Occurs on well-drained sites with moistened soil, near brooks and springs, and in damp forests on stony ground covered by mosses.

Utilization and economic value.

Distinguished for its exceptional flavor. Widely used by local populations to make jams, fruit liqueurs and other products. Sometimes is grown (cultivated) by residents in household orchards. Deserves wider domestication and involvement in breeding practices.

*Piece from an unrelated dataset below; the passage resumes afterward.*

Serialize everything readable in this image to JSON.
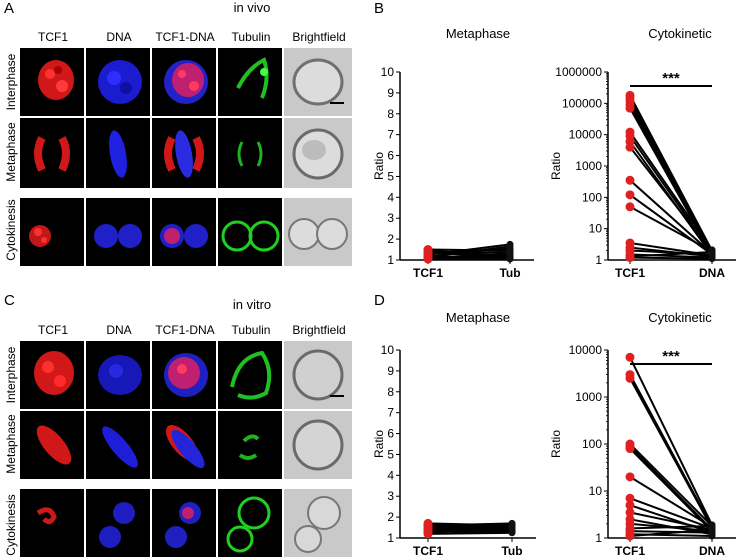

Harkevich S.S., ed. 1988. Vascular plants of the Soviet Far East. Vol. 3. Leningrad: Nauka, p. 127.
Komarov V.L., ed. 1939. Flora of the USSR. Vol. IX. Moscow/Leningrad, Publishing House of the USSR Academy of Sciences, p. 254-255 (in Russian).
Koropachinsky I.Yu., Vstovskata T.N. 2002. Woody plants of Asiatic Russia. Grossulariaceae DC. Novosibirsk: Siberian Division of the Russian Academy of Science, GEO Branch Publishers, p. 266-293 (in Russian).
Malyshev L.I., Peshkova G.A., eds. 1994. Flora of Siberia. In 14 volumes. Volume 7. Berberidaceae-Grossulariaceae. Novosibirsk: Nauka, p. 296 (in Russian).
Poyarkova, A.I. 1936. Critical review of wild currant and gooseberry species in the Soviet Union. Flora and taxonomy of higher plants. Works of the Botanical Institute, USSR Academy of Sciences, series 1, issue 2, p. 153-216 (in Russian).
Shmidt V.M., ed. 1990. Areas of medicinal and related it plants of the USSR. Atlas. Leningrad: LGU, p. 167 (in Russian).